Guest Article by Jim Wetzel, Curator of the Delta Museum
There is no question that Delta’s first house was a log cabin. If you have ever visited the Delta County Museum, you are familiar with the mural which is painted on an exterior wall near the entrance to the museum. The mural depicts this log cabin, and is a reasonably accurate view of what the cabin looked like. The cabin was built by George W. Moody, and was captured on film in 1900 by photographer Francis M. Laycook.
That photograph, shown above, is part of our photo collection in our museum, and was the documentary evidence for the mural. Not too long ago, I was given a copy of a hand-written letter by Ben Laycock, and he had titled it: Retrospect’s by Laycock – The First House in Delta. The letter is not dated, so it is not possible to determine when it was written, but it details his effort to determine the earliest house from testimony from some of our earliest settlers, one of which was Moody, himself.
The cabin was located “just west and north of what is now the West end of the original Second Street.” We always tell the story here in the museum that it stood near the sugar factory silos. Laycock noted that the cabin “was torn down shortly after the sugar factory was built.” The factory was built in 1921, but the silos did not appear until the 1960s, and the factory complex almost surrounded the silos on three sides. Suffice it to say that the cabin stood “near” the factory.
George Moody came in before the area was legally open for settlement. He was single, and “not menacled by any wife or children” according to Laycock. He further states that Moody completed his cabin in late 1881 but abandoned it for the first winter and “sought refuge with the soldiers on the brow of California mesa” by working in their kitchen.
Our museum version reads a little different, for we heard that the soldiers from Fort Crawford had arrested him and put him in their brig until the area was open for settlement (September 3, 1881), after which he returned to his cabin to complete it. I have read other sources which describe a U.S. cavalry encampment on California Mesa, so that part is accurate, but whether Moody was on the mesa or in the fort, or both, is not verified.
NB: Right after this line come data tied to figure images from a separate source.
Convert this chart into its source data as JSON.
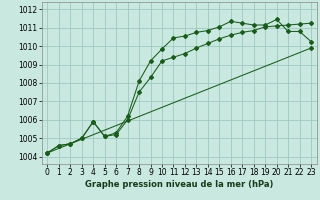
{
  "xlabel": "Graphe pression niveau de la mer (hPa)",
  "background_color": "#c8e8e0",
  "grid_color": "#a0c8c0",
  "line_color": "#1a5c1a",
  "xlim": [
    -0.5,
    23.5
  ],
  "ylim": [
    1003.6,
    1012.4
  ],
  "xticks": [
    0,
    1,
    2,
    3,
    4,
    5,
    6,
    7,
    8,
    9,
    10,
    11,
    12,
    13,
    14,
    15,
    16,
    17,
    18,
    19,
    20,
    21,
    22,
    23
  ],
  "yticks": [
    1004,
    1005,
    1006,
    1007,
    1008,
    1009,
    1010,
    1011,
    1012
  ],
  "line1_x": [
    0,
    1,
    2,
    3,
    4,
    5,
    6,
    7,
    8,
    9,
    10,
    11,
    12,
    13,
    14,
    15,
    16,
    17,
    18,
    19,
    20,
    21,
    22,
    23
  ],
  "line1_y": [
    1004.2,
    1004.6,
    1004.7,
    1005.0,
    1005.9,
    1005.1,
    1005.3,
    1006.2,
    1008.1,
    1009.2,
    1009.85,
    1010.45,
    1010.55,
    1010.75,
    1010.85,
    1011.05,
    1011.35,
    1011.25,
    1011.15,
    1011.15,
    1011.45,
    1010.8,
    1010.8,
    1010.25
  ],
  "line2_x": [
    0,
    1,
    2,
    3,
    4,
    5,
    6,
    7,
    8,
    9,
    10,
    11,
    12,
    13,
    14,
    15,
    16,
    17,
    18,
    19,
    20,
    21,
    22,
    23
  ],
  "line2_y": [
    1004.2,
    1004.6,
    1004.7,
    1005.0,
    1005.9,
    1005.1,
    1005.2,
    1006.0,
    1007.5,
    1008.3,
    1009.2,
    1009.4,
    1009.6,
    1009.9,
    1010.15,
    1010.4,
    1010.6,
    1010.75,
    1010.85,
    1011.05,
    1011.1,
    1011.15,
    1011.2,
    1011.25
  ],
  "line3_x": [
    0,
    23
  ],
  "line3_y": [
    1004.2,
    1009.9
  ],
  "tick_fontsize": 5.5,
  "xlabel_fontsize": 6.0,
  "xlabel_fontweight": "bold",
  "xlabel_color": "#1a3a1a"
}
There will always be confusion over the spelling of the Laycook / Laycock name. The genealogically derived name is Laycook. At some point in Ben Laycook’s early adult years, he changed his name to Laycock. We have no evidence that this was done legally – through the courts – but he changed it prior to his first marriage. He was married five times. If that isn’t confusing enough, his father, Francis M. Laycook, was married three times, with Benjamin Levi Laycook the offspring of his third wife. Ben was one of twelve siblings of the three marriages (8-1-3). Once Ben changed the spelling of his last name, the change has continued through his lineage.